Deeper Into the Quagmire

Published on Thursday, April 15, 2004 by the Toronto Star
Bush has Recommitted himself to the Same Disastrous Course in Iraq that has brought him, and America, so Much Grief

by Haroon Siddiqui

George W. Bush may have just dug America deeper into the Iraqi quagmire. While American troops are launching new offensives to recapture lost cities -- in effect, trying to re-win the war "won" one year ago -- the president has recommitted himself to the same disastrous course that has brought him, and America, so much grief at home and abroad.

In his Tuesday news conference, and in earlier comments, Bush refused to come down from his mountain of dishonesty.
Besides not answering questions put to him by reporters -- why does he need Dick Cheney to babysit him before the 9/11 commission, and why did he not bestir himself in 2001 despite being warned, specifically, of an Osama bin Laden plot, possibly involving hijackings, to attack New York -- Bush is still peddling his fiction on Iraq, with new twists.

Unfettered by the absence of weapons of mass destruction or proof that Iraq had any links to Al Qaeda or posed any danger to Americans, he continues to insist that "Saddam Hussein was a threat to the region, he was a threat to the U.S."
Continuing the tactics of scaring Americans into supporting him, Bush is now telling them that staying on in Iraq is essential to their safety.

This he does by, first, dismissing widespread Iraqi resistance to American occupation as the work of isolated "violent gangs," Saddam supporters and some foreign terrorists.

If so, why is British Foreign Secretary Jack Straw, contrary to the assertions of his own boss Tony Blair, saying that "it is plainly the fact that large numbers of people -- Iraqis, not foreign fighters -- are engaged in this insurgency"?

Why are Spain, Ukraine and even Kazakhstan threatening to pull their contingents out of Iraq?

Why is Bush phoning the leaders of other coalition countries to shore up their resolve?

Why are members of the American-appointed Governing Council openly criticizing Washington? And why did the U.S.-trained police forces -- said to be 77,000 of them -- melt at the first sight of resistance, and some even join it?

Secondly, Bush has broadened the definition of Iraqi militants as those belonging to the same sort of terrorist network that hit Spain, Indonesia, Pakistan, Israel, America and Yemen in the last few years, as well as American troops in Lebanon as far back as a quarter of a century ago.

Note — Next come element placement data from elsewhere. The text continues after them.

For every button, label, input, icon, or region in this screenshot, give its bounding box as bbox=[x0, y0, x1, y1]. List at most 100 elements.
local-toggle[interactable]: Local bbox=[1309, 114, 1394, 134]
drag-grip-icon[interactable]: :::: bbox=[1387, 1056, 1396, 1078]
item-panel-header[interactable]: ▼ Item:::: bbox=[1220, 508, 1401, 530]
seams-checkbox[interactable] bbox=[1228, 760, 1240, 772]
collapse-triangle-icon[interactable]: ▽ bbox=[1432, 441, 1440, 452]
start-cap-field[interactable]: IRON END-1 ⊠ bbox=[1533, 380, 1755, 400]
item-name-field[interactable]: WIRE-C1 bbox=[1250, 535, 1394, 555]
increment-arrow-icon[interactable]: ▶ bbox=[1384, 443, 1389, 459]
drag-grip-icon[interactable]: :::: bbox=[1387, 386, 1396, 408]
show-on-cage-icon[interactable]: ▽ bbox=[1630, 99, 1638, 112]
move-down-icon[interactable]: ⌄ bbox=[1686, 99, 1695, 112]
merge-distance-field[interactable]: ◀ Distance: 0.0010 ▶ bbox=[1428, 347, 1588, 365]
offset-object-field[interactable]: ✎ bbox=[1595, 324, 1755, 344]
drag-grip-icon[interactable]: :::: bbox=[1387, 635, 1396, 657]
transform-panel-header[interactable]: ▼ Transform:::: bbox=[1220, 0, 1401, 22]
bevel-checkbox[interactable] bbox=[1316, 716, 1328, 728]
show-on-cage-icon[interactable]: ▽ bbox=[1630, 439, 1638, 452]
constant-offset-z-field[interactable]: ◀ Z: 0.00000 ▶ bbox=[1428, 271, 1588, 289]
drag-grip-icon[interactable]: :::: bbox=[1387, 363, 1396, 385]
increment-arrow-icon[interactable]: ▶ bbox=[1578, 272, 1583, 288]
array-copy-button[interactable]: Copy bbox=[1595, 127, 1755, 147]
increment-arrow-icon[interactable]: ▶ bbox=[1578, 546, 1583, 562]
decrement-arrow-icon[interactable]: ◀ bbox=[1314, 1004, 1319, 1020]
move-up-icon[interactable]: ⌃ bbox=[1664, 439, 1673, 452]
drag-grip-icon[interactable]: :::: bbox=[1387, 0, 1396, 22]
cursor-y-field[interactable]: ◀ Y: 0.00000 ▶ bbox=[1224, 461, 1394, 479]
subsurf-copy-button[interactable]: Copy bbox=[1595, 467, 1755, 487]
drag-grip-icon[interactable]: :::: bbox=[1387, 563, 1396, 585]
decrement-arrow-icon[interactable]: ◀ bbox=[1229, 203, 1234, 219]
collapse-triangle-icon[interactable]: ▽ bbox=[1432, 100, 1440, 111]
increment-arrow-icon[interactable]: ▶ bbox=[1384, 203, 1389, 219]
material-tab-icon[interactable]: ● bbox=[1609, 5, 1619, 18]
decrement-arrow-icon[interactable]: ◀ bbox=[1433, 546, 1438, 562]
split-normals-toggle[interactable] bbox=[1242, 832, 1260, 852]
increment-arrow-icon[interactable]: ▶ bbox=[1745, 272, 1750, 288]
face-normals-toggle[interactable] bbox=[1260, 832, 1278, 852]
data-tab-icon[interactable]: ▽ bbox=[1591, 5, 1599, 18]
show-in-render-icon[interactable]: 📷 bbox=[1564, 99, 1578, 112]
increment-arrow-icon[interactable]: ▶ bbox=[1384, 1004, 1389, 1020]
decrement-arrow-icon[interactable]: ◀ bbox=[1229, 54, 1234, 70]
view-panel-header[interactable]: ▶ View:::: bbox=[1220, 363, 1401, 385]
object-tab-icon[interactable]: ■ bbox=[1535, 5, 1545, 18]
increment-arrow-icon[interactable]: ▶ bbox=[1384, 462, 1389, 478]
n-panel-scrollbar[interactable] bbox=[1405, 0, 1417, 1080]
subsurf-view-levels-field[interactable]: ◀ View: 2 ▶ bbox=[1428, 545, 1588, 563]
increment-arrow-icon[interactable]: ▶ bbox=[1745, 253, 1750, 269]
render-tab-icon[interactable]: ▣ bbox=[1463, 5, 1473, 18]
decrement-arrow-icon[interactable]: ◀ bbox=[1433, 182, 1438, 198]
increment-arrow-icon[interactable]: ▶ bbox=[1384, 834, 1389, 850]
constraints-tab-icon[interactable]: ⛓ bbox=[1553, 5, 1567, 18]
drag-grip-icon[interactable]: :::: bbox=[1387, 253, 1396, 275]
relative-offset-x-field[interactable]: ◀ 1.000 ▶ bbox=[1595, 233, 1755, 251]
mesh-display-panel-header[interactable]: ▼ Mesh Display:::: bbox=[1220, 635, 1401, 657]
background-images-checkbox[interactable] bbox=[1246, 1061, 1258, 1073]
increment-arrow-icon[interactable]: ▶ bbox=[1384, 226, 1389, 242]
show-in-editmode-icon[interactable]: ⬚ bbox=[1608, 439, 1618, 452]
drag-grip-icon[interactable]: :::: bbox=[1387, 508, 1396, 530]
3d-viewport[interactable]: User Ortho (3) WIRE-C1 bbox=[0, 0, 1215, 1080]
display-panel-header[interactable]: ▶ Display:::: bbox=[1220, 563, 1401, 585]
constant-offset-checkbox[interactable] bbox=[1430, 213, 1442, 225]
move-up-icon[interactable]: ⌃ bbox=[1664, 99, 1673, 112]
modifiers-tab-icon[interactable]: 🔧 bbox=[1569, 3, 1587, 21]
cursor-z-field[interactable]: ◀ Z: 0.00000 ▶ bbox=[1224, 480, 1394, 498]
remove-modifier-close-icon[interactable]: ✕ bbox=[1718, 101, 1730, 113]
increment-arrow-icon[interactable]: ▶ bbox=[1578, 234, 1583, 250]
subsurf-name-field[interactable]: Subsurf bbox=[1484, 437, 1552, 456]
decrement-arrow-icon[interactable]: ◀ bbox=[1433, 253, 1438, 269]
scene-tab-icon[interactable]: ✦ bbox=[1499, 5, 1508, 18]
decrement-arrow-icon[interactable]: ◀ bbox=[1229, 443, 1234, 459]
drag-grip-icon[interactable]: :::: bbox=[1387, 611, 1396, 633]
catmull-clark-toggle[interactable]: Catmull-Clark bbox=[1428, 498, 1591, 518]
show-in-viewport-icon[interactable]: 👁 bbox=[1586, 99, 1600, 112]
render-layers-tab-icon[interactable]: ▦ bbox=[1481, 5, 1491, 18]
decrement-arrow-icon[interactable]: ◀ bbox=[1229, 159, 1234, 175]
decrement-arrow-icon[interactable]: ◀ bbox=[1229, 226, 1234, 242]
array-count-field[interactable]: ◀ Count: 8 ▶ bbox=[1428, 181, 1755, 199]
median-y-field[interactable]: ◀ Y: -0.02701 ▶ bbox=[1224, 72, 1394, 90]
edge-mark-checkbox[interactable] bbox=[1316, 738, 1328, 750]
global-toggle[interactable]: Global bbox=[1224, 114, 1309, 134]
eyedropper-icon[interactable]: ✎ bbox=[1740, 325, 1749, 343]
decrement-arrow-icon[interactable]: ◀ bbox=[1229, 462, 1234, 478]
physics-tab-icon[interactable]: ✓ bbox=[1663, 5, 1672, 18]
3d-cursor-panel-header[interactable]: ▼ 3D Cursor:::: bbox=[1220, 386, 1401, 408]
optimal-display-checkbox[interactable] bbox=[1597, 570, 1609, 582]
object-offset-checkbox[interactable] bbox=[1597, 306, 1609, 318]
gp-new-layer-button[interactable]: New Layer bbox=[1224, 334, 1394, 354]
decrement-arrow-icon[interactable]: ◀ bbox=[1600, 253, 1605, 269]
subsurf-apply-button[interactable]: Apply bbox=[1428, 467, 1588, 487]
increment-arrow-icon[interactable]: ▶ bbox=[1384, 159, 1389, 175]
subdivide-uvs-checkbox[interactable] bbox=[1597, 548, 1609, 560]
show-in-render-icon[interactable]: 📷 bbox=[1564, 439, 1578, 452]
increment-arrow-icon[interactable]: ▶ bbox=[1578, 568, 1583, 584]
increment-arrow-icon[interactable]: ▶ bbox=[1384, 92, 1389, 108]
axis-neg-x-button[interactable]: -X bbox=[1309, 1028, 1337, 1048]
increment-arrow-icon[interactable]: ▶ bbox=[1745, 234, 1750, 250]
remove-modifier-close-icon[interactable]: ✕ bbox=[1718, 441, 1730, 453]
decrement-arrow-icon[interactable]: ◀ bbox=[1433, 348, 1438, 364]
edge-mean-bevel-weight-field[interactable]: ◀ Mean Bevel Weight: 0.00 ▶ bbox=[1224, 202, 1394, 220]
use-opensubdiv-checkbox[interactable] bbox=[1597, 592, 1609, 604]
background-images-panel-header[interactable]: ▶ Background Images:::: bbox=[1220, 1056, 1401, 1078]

Al Qaeda was never present in Lebanon or Israel. But that does not deter the president from his re-election campaign theme: "The defeat of violence and terror in Iraq is vital to the defeat of violence and terror elsewhere, and vital, therefore, to the safety of the American people."

Here is his Henry Kissinger-ian logic:
Having spawned terrorism in a land where it did not exist, America has no choice but to stay in Iraq and fight it.
How? Unlike the American media, which said he did not say much, I thought he did.

America will go it alone.

There will only be a limited role for Europe, perhaps naming the Polish-led division a NATO operation and letting the Atlantic alliance do "border control."

The United Nations is very much needed but only to figure out whom the U.S. should hand over power to on July 1, give legitimacy to the handover and then arrange elections later.

But there's no suggestion the U.N. might get what Kofi Annan has insisted on, short of being handed trusteeship of Iraq: a clear mandate from the Security Council to be fully in charge of the process of the transition to democracy.

America will retain political and, of course, total military control. American troops will remain (that has already been quietly arranged with the Governing Council). In fact, the military presence will increase, given the current turmoil.
Bush has hinted he is in agreement with Gen. John Abizaid, commander of U.S. forces in the Middle East, who wants an additional 10,000 troops -- in order to keep the total at 135,000.